Ich habe ihm befohlen, die Nachrichten über Donovans Tod zu sammeln, und er hat Janice meinen Wunsch übermittelt. Jetzt bringt er mir fast täglich Zeitungen und Illustrierte mit Geschichten über Donovan. Ich lese sie alle, und bald werde ich so viel von Donovans Leben wissen, als seien wir intime Freunde gewesen.
Nachdem die öffentliche Neugier auf den ersten kurzen Bericht über den Absturz und seine Opfer befriedigt war, begann der Klatsch die dunklen Punkte von Donovans Privatleben zu enthüllen.
Je mehr ich über ihn lese, um so dunkler wird sein Charakter. Er war, wie alle großen Geldmacher, skrupellos bis zur Grenze des Kriminellen. Nur eine beschränkte Menge Geld kann ehrlich verdient werden. Um in dem kurzen Verlauf eines Lebens die Millionen so anzuhäufen, muß man rücksichtslos sein und kein Gewissen haben.

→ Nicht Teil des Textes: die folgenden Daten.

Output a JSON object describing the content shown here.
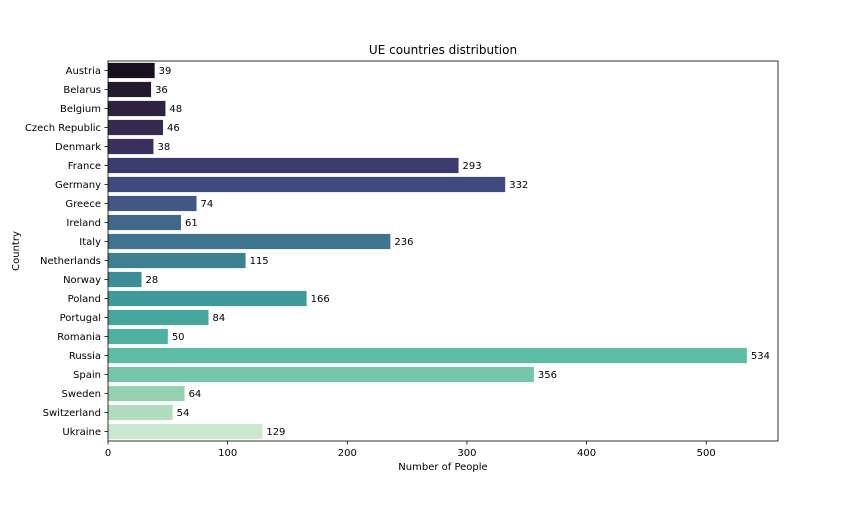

Niemand weiß sicher, wieviel Geld Donovan gemacht hat, jedoch er besaß das größte Warenversandhaus der Welt. Es streckte sich wie ein Tintenfisch über alle Staaten.
Donovan war Fünfundsechzig, als das Flugzeug abstürzte – kein Alter für einen Mann. Er reiste mit seinem Rechtsanwalt und zwei Piloten. Wenige Tage vor seinem Tode hatte er die Zügel des Geschäftes seinem Sohne übergeben. Das war eine Überraschung für alle – für seinen Aufsichtsrat und besonders für seine Familie.